После недавней свободной смелости Вадим опять почувствовал себя неловко. Полез, как дурак, к девушке, которая в первый раз его видит. Даже не успев толком познакомиться. Конечно, она его не послала подальше — сама, видно, смутилась. Но все равно — как-то глупо вышло. Неправильно.

Спрашивать же у Анны, кто она и откуда — казалось еще глупее. Если у этой игры и были правила, то такое дотошное любопытство считалось нарушением. Вадим чувствовал это интуитивно, как понимал многие вещи. Захочет — расскажет сама. Говорить же о себе он умел плохо. Верно заданными наводящими вопросами его можно было заставить разговориться — но не всегда и не везде. Проще всего ему было общаться по переписке.

Вадим покрутил рукоятку стеклоподъемника, высунул голову наружу.

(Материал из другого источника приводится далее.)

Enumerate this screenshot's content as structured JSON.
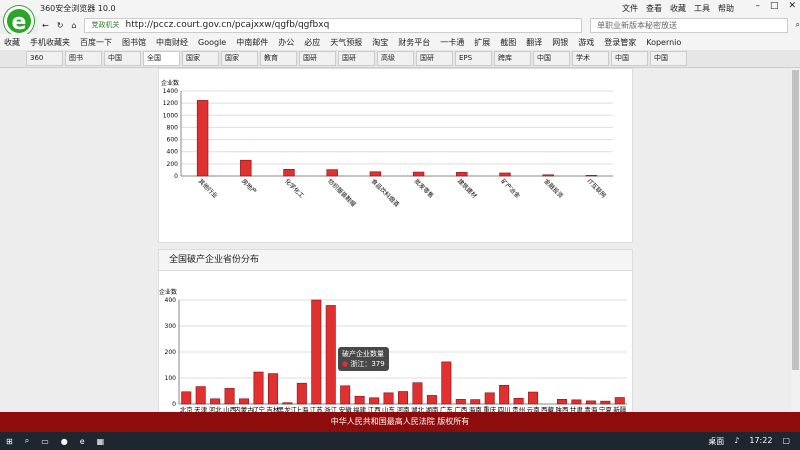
{
  "browser": {
    "title": "360安全浏览器 10.0",
    "menus": [
      "文件",
      "查看",
      "收藏",
      "工具",
      "帮助"
    ],
    "url_prefix": "党政机关",
    "url": "http://pccz.court.gov.cn/pcajxxw/qgfb/qgfbxq",
    "search_placeholder": "单职业新版本秘密放送",
    "bookmarks": [
      "收藏",
      "手机收藏夹",
      "百度一下",
      "图书馆",
      "中南财经",
      "Google",
      "中南邮件",
      "办公",
      "必应",
      "天气预报",
      "淘宝",
      "财务平台",
      "一卡通",
      "扩展",
      "截图",
      "翻译",
      "网银",
      "游戏",
      "登录管家",
      "Kopernio"
    ],
    "tabs": [
      "360",
      "图书",
      "中国",
      "全国",
      "国家",
      "国家",
      "教育",
      "国研",
      "国研",
      "高级",
      "国研",
      "EPS",
      "跨库",
      "中国",
      "学术",
      "中国",
      "中国"
    ],
    "active_tab": 3
  },
  "chart_data": [
    {
      "type": "bar",
      "ylabel": "企业数",
      "ylim": [
        0,
        1400
      ],
      "yticks": [
        0,
        200,
        400,
        600,
        800,
        1000,
        1200,
        1400
      ],
      "grid": true,
      "color": "#e03030",
      "categories": [
        "其他行业",
        "房地产",
        "化学化工",
        "纺织服装鞋帽",
        "食品饮料烟酒",
        "批发零售",
        "建筑建材",
        "矿产冶金",
        "金融投资",
        "IT互联网"
      ],
      "values": [
        1245,
        260,
        110,
        105,
        70,
        65,
        60,
        50,
        20,
        10
      ]
    },
    {
      "type": "bar",
      "title": "全国破产企业省份分布",
      "ylabel": "企业数",
      "ylim": [
        0,
        400
      ],
      "yticks": [
        0,
        100,
        200,
        300,
        400
      ],
      "grid": true,
      "color": "#e03030",
      "categories": [
        "北京",
        "天津",
        "河北",
        "山西",
        "内蒙古",
        "辽宁",
        "吉林",
        "黑龙江",
        "上海",
        "江苏",
        "浙江",
        "安徽",
        "福建",
        "江西",
        "山东",
        "河南",
        "湖北",
        "湖南",
        "广东",
        "广西",
        "海南",
        "重庆",
        "四川",
        "贵州",
        "云南",
        "西藏",
        "陕西",
        "甘肃",
        "青海",
        "宁夏",
        "新疆"
      ],
      "values": [
        47,
        67,
        20,
        60,
        20,
        123,
        117,
        5,
        80,
        400,
        379,
        70,
        30,
        24,
        43,
        48,
        82,
        33,
        162,
        18,
        17,
        43,
        72,
        22,
        46,
        0,
        18,
        16,
        12,
        11,
        25
      ],
      "tooltip": {
        "title": "破产企业数量",
        "label": "浙江：379"
      }
    }
  ],
  "footer": "中华人民共和国最高人民法院 版权所有",
  "taskbar": {
    "desktop": "桌面",
    "time": "17:22"
  }
}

Темные ряды домов, освещенные только фонарями. Незнакомые окраинные кварталы — даже непонятно, юг или север, все московские окраины одинаковы. Пустое шоссе, серой стрелой летящее вдаль. Блистающие кристаллики невесть откуда взявшегося льда. Жемчужная пелена тумана впереди. Город, знакомый с детства, казался чужим и загадочным.

Пока что было ясно, что ничего не ясно. Языческий праздник Бельтайн, который праздновали явно не люди. Людей как раз видно не было. Один говорящий кот, одна живая маршрутка. Надо думать, все прочие участники празднества были тоже… чем-нибудь странным.